R. Ele um dia viu o A…… chegar à minha casa e percebeu, pela sua maneira de andar, que o A…… era homossexual e foi assim que ele soube.
P. O que aconteceu de seguida?
R. Ele avisou-me e eu disse-lhe que era do que eu gostava, que eu adorava os gay. E ele foi atrás de mim e aí eu decidi ir-me embora, primeiro fui para casa de uma tia, mas ele foi lá, e então eu decidi ir para casa do senhor D…….
P. Quando aconteceu este problema com o seu pai?
R. Em Abril deste ano.
P. A sua mulher sabe que decidiu, em Abril, juntar-se à comunidade gay?
R. Sim, porque ela viu o A…… ir visitar-me e eu disse-lhe.
P. Como reagiu a sua mulher a esta revelação e à sua decisão?

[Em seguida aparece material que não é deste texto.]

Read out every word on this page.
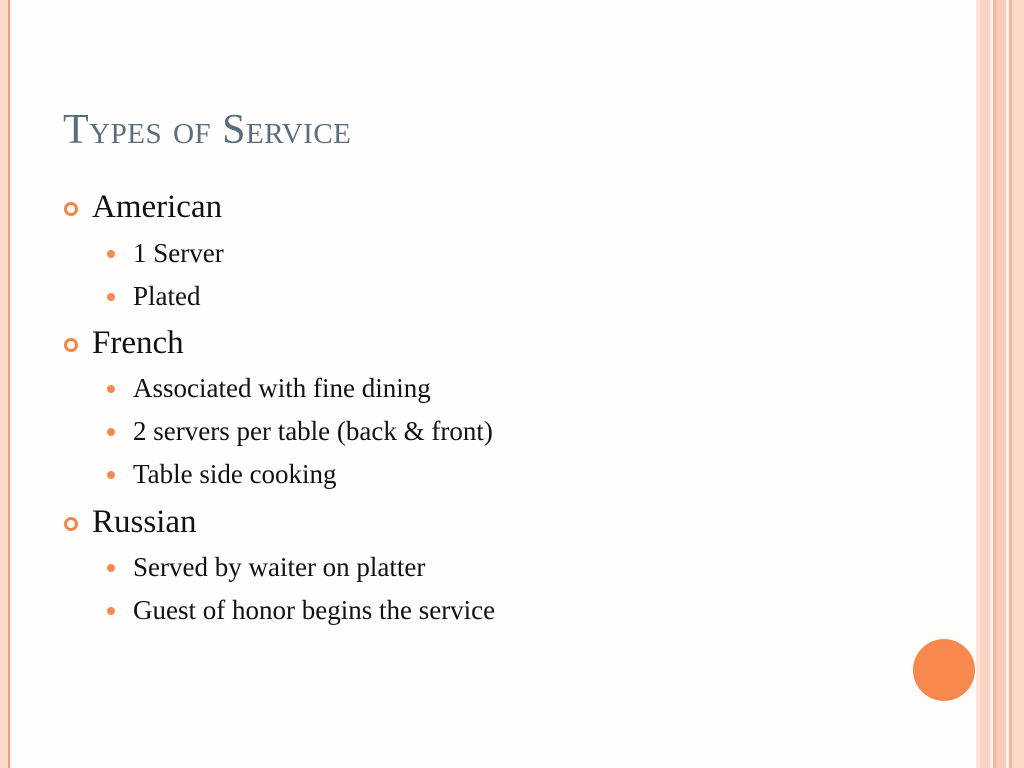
Types of Service
American
1 Server
Plated
French
Associated with fine dining
2 servers per table (back & front)
Table side cooking
Russian
Served by waiter on platter
Guest of honor begins the service
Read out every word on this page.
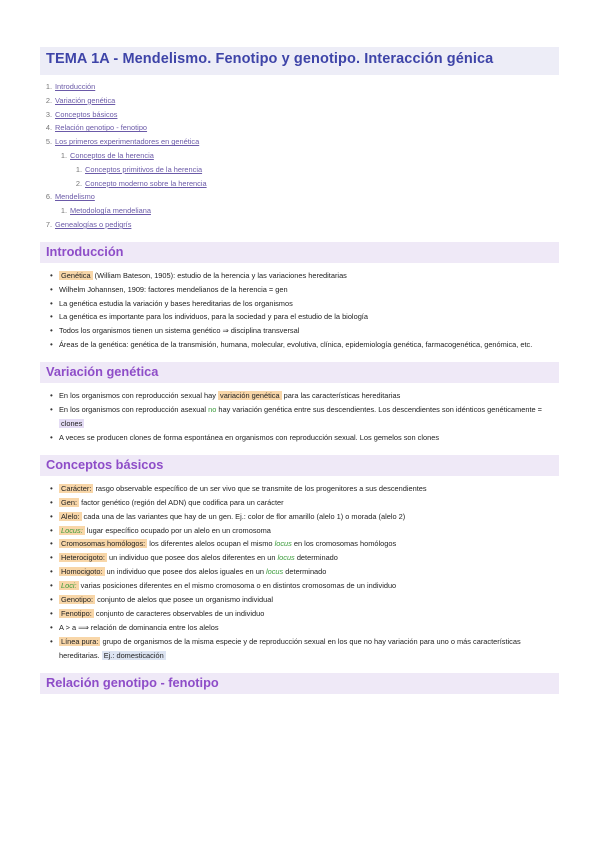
TEMA 1A - Mendelismo. Fenotipo y genotipo. Interacción génica
1. Introducción
2. Variación genética
3. Conceptos básicos
4. Relación genotipo - fenotipo
5. Los primeros experimentadores en genética
1. Conceptos de la herencia
1. Conceptos primitivos de la herencia
2. Concepto moderno sobre la herencia
6. Mendelismo
1. Metodología mendeliana
7. Genealogías o pedigrís
Introducción
• Genética (William Bateson, 1905): estudio de la herencia y las variaciones hereditarias
• Wilhelm Johannsen, 1909: factores mendelianos de la herencia = gen
• La genética estudia la variación y bases hereditarias de los organismos
• La genética es importante para los individuos, para la sociedad y para el estudio de la biología
• Todos los organismos tienen un sistema genético ⇒ disciplina transversal
• Áreas de la genética: genética de la transmisión, humana, molecular, evolutiva, clínica, epidemiología genética, farmacogenética, genómica, etc.
Variación genética
• En los organismos con reproducción sexual hay variación genética para las características hereditarias
• En los organismos con reproducción asexual no hay variación genética entre sus descendientes. Los descendientes son idénticos genéticamente = clones
• A veces se producen clones de forma espontánea en organismos con reproducción sexual. Los gemelos son clones
Conceptos básicos
• Carácter: rasgo observable específico de un ser vivo que se transmite de los progenitores a sus descendientes
• Gen: factor genético (región del ADN) que codifica para un carácter
• Alelo: cada una de las variantes que hay de un gen. Ej.: color de flor amarillo (alelo 1) o morada (alelo 2)
• Locus: lugar específico ocupado por un alelo en un cromosoma
• Cromosomas homólogos: los diferentes alelos ocupan el mismo locus en los cromosomas homólogos
• Heterocigoto: un individuo que posee dos alelos diferentes en un locus determinado
• Homocigoto: un individuo que posee dos alelos iguales en un locus determinado
• Loci: varias posiciones diferentes en el mismo cromosoma o en distintos cromosomas de un individuo
• Genotipo: conjunto de alelos que posee un organismo individual
• Fenotipo: conjunto de caracteres observables de un individuo
• A > a ⟹ relación de dominancia entre los alelos
• Línea pura: grupo de organismos de la misma especie y de reproducción sexual en los que no hay variación para uno o más características hereditarias. Ej.: domesticación
Relación genotipo - fenotipo
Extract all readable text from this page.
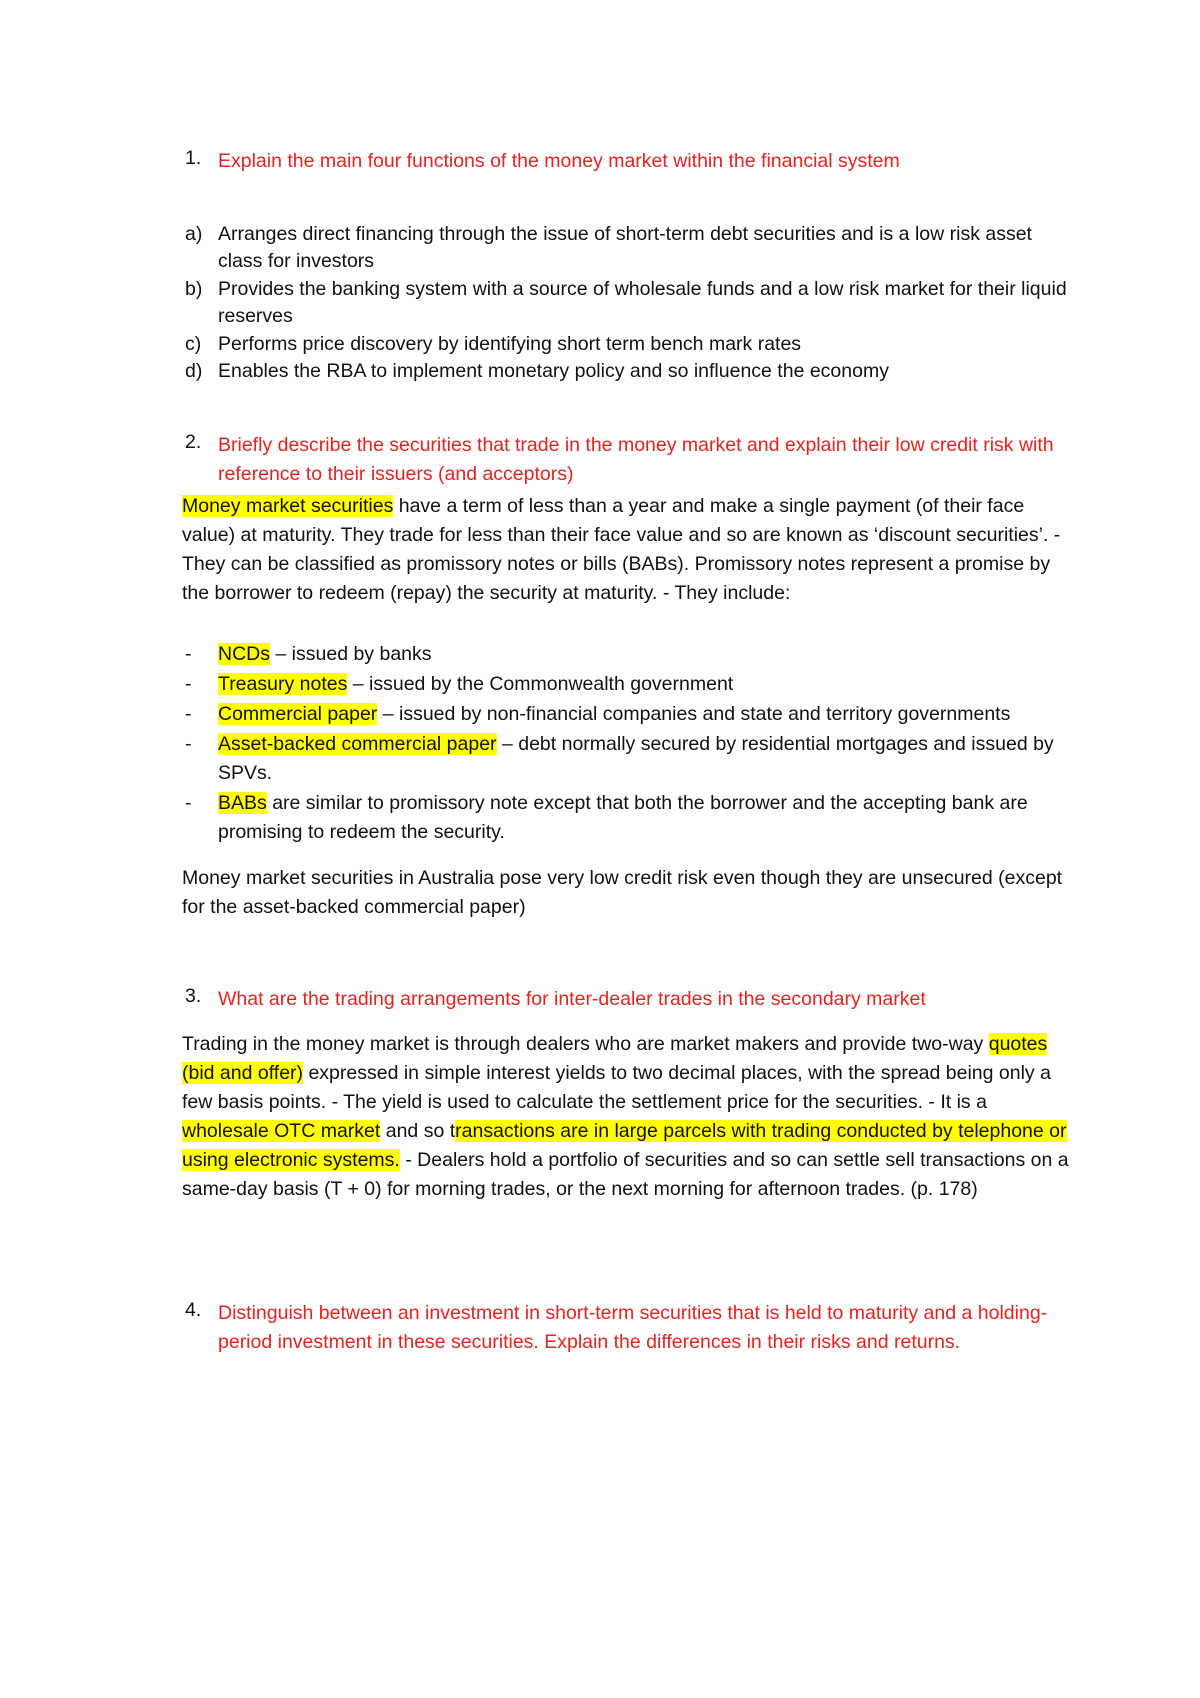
1. Explain the main four functions of the money market within the financial system
a) Arranges direct financing through the issue of short-term debt securities and is a low risk asset class for investors
b) Provides the banking system with a source of wholesale funds and a low risk market for their liquid reserves
c) Performs price discovery by identifying short term bench mark rates
d) Enables the RBA to implement monetary policy and so influence the economy
2. Briefly describe the securities that trade in the money market and explain their low credit risk with reference to their issuers (and acceptors)

Money market securities have a term of less than a year and make a single payment (of their face value) at maturity. They trade for less than their face value and so are known as ‘discount securities’. - They can be classified as promissory notes or bills (BABs). Promissory notes represent a promise by the borrower to redeem (repay) the security at maturity. - They include:

- NCDs – issued by banks
- Treasury notes – issued by the Commonwealth government
- Commercial paper – issued by non-financial companies and state and territory governments
- Asset-backed commercial paper – debt normally secured by residential mortgages and issued by SPVs.
- BABs are similar to promissory note except that both the borrower and the accepting bank are promising to redeem the security.

Money market securities in Australia pose very low credit risk even though they are unsecured (except for the asset-backed commercial paper)

3. What are the trading arrangements for inter-dealer trades in the secondary market

Trading in the money market is through dealers who are market makers and provide two-way quotes (bid and offer) expressed in simple interest yields to two decimal places, with the spread being only a few basis points. - The yield is used to calculate the settlement price for the securities. - It is a wholesale OTC market and so transactions are in large parcels with trading conducted by telephone or using electronic systems. - Dealers hold a portfolio of securities and so can settle sell transactions on a same-day basis (T + 0) for morning trades, or the next morning for afternoon trades. (p. 178)

4. Distinguish between an investment in short-term securities that is held to maturity and a holding-period investment in these securities. Explain the differences in their risks and returns.
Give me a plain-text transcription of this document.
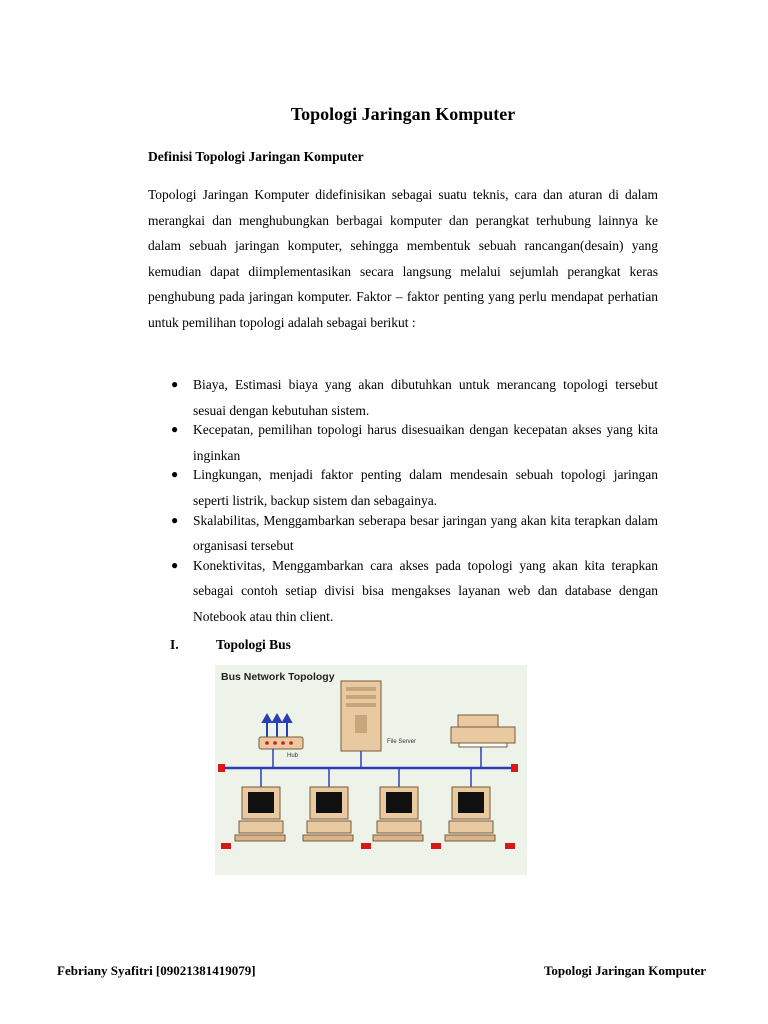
Topologi Jaringan Komputer
Definisi Topologi Jaringan Komputer

Topologi Jaringan Komputer didefinisikan sebagai suatu teknis, cara dan aturan di dalam merangkai dan menghubungkan berbagai komputer dan perangkat terhubung lainnya ke dalam sebuah jaringan komputer, sehingga membentuk sebuah rancangan(desain) yang kemudian dapat diimplementasikan secara langsung melalui sejumlah perangkat keras penghubung pada jaringan komputer. Faktor – faktor penting yang perlu mendapat perhatian untuk pemilihan topologi adalah sebagai berikut :

● Biaya, Estimasi biaya yang akan dibutuhkan untuk merancang topologi tersebut sesuai dengan kebutuhan sistem.
● Kecepatan, pemilihan topologi harus disesuaikan dengan kecepatan akses yang kita inginkan
● Lingkungan, menjadi faktor penting dalam mendesain sebuah topologi jaringan seperti listrik, backup sistem dan sebagainya.
● Skalabilitas, Menggambarkan seberapa besar jaringan yang akan kita terapkan dalam organisasi tersebut
● Konektivitas, Menggambarkan cara akses pada topologi yang akan kita terapkan sebagai contoh setiap divisi bisa mengakses layanan web dan database dengan Notebook atau thin client.
I.	Topologi Bus
Bus Network Topology
Hub
File Server
Febriany Syafitri [09021381419079]	Topologi Jaringan Komputer
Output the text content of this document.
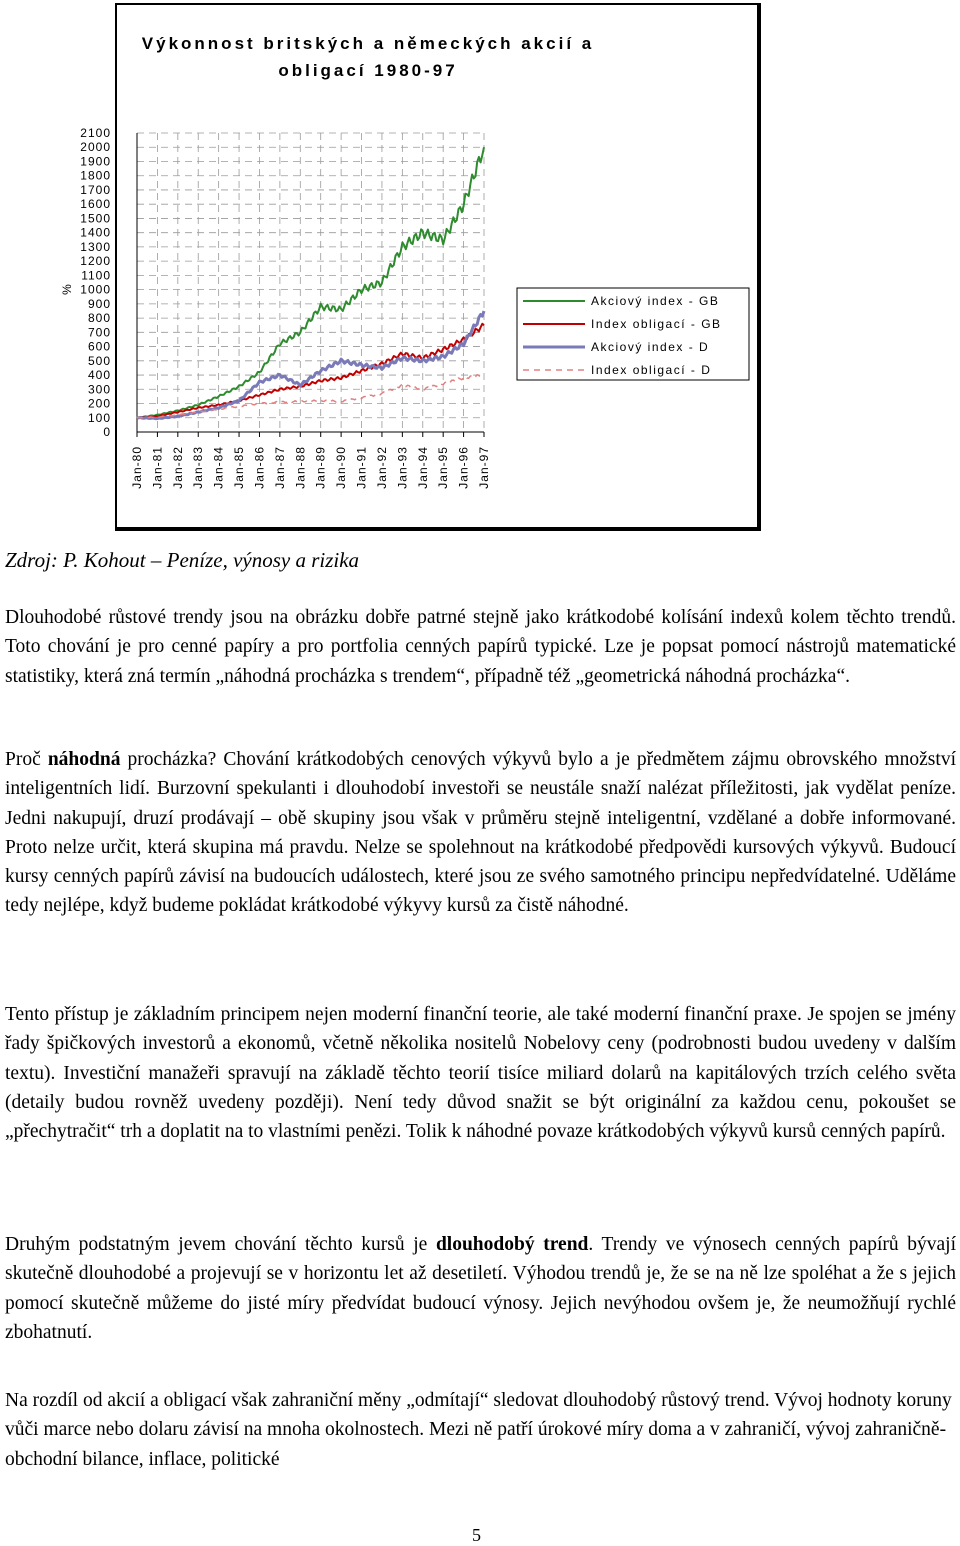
Výkonnost britských a německých akcií a
obligací 1980-97
%
2100
2000
1900
1800
1700
1600
1500
1400
1300
1200
1100
1000
900
800
700
600
500
400
300
200
100
0
Jan-80 Jan-81 Jan-82 Jan-83 Jan-84 Jan-85 Jan-86 Jan-87 Jan-88 Jan-89 Jan-90 Jan-91 Jan-92 Jan-93 Jan-94 Jan-95 Jan-96 Jan-97
Akciový index - GB
Index obligací - GB
Akciový index - D
Index obligací - D
Zdroj: P. Kohout – Peníze, výnosy a rizika

Dlouhodobé růstové trendy jsou na obrázku dobře patrné stejně jako krátkodobé kolísání indexů kolem těchto trendů. Toto chování je pro cenné papíry a pro portfolia cenných papírů typické. Lze je popsat pomocí nástrojů matematické statistiky, která zná termín „náhodná procházka s trendem“, případně též „geometrická náhodná procházka“.

Proč náhodná procházka? Chování krátkodobých cenových výkyvů bylo a je předmětem zájmu obrovského množství inteligentních lidí. Burzovní spekulanti i dlouhodobí investoři se neustále snaží nalézat příležitosti, jak vydělat peníze. Jedni nakupují, druzí prodávají – obě skupiny jsou však v průměru stejně inteligentní, vzdělané a dobře informované. Proto nelze určit, která skupina má pravdu. Nelze se spolehnout na krátkodobé předpovědi kursových výkyvů. Budoucí kursy cenných papírů závisí na budoucích událostech, které jsou ze svého samotného principu nepředvídatelné. Uděláme tedy nejlépe, když budeme pokládat krátkodobé výkyvy kursů za čistě náhodné.

Tento přístup je základním principem nejen moderní finanční teorie, ale také moderní finanční praxe. Je spojen se jmény řady špičkových investorů a ekonomů, včetně několika nositelů Nobelovy ceny (podrobnosti budou uvedeny v dalším textu). Investiční manažeři spravují na základě těchto teorií tisíce miliard dolarů na kapitálových trzích celého světa (detaily budou rovněž uvedeny později). Není tedy důvod snažit se být originální za každou cenu, pokoušet se „přechytračit“ trh a doplatit na to vlastními penězi. Tolik k náhodné povaze krátkodobých výkyvů kursů cenných papírů.

Druhým podstatným jevem chování těchto kursů je dlouhodobý trend. Trendy ve výnosech cenných papírů bývají skutečně dlouhodobé a projevují se v horizontu let až desetiletí. Výhodou trendů je, že se na ně lze spoléhat a že s jejich pomocí skutečně můžeme do jisté míry předvídat budoucí výnosy. Jejich nevýhodou ovšem je, že neumožňují rychlé zbohatnutí.

Na rozdíl od akcií a obligací však zahraniční měny „odmítají“ sledovat dlouhodobý růstový trend. Vývoj hodnoty koruny vůči marce nebo dolaru závisí na mnoha okolnostech. Mezi ně patří úrokové míry doma a v zahraničí, vývoj zahraničně-obchodní bilance, inflace, politické

5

R. Ela ficou bem com a minha decisão, não teve problemas.
P. Apresentou queixa desta situação às autoridades?
R. Não.
P. Porque não?
R. Porque eu não pensei que ele estivesse a falar a sério.
P. Para além do seu pai, tem ou teve outros problemas na Serra Leoa devido a esta situação?
R. Não.
P. Alguma vez foi individualmente alvo de perseguição, de violência ou outro, causado por essa situação na Serra Leoa?
R. Não.
P. Em que país ou países receia a perseguição?
T. Na Serra Leoa.
P. É ou alguma vez foi membro de alguma organização política, religiosa, militar, étnica ou social, no pais onde receia perseguição ou noutro?
R. Não.
P. Que tipo de perseguição receia?
R. O meu pai disse que me ia matar.
P. De quem receia perseguição? (das autoridadesdo seu país, de um grupo, de uma organização?)
R. Do meu pai.
P. Tendo estado na Guiné e no Senegal e noutros países, até chegar a Portugal, porque razão não pediu protecção ali?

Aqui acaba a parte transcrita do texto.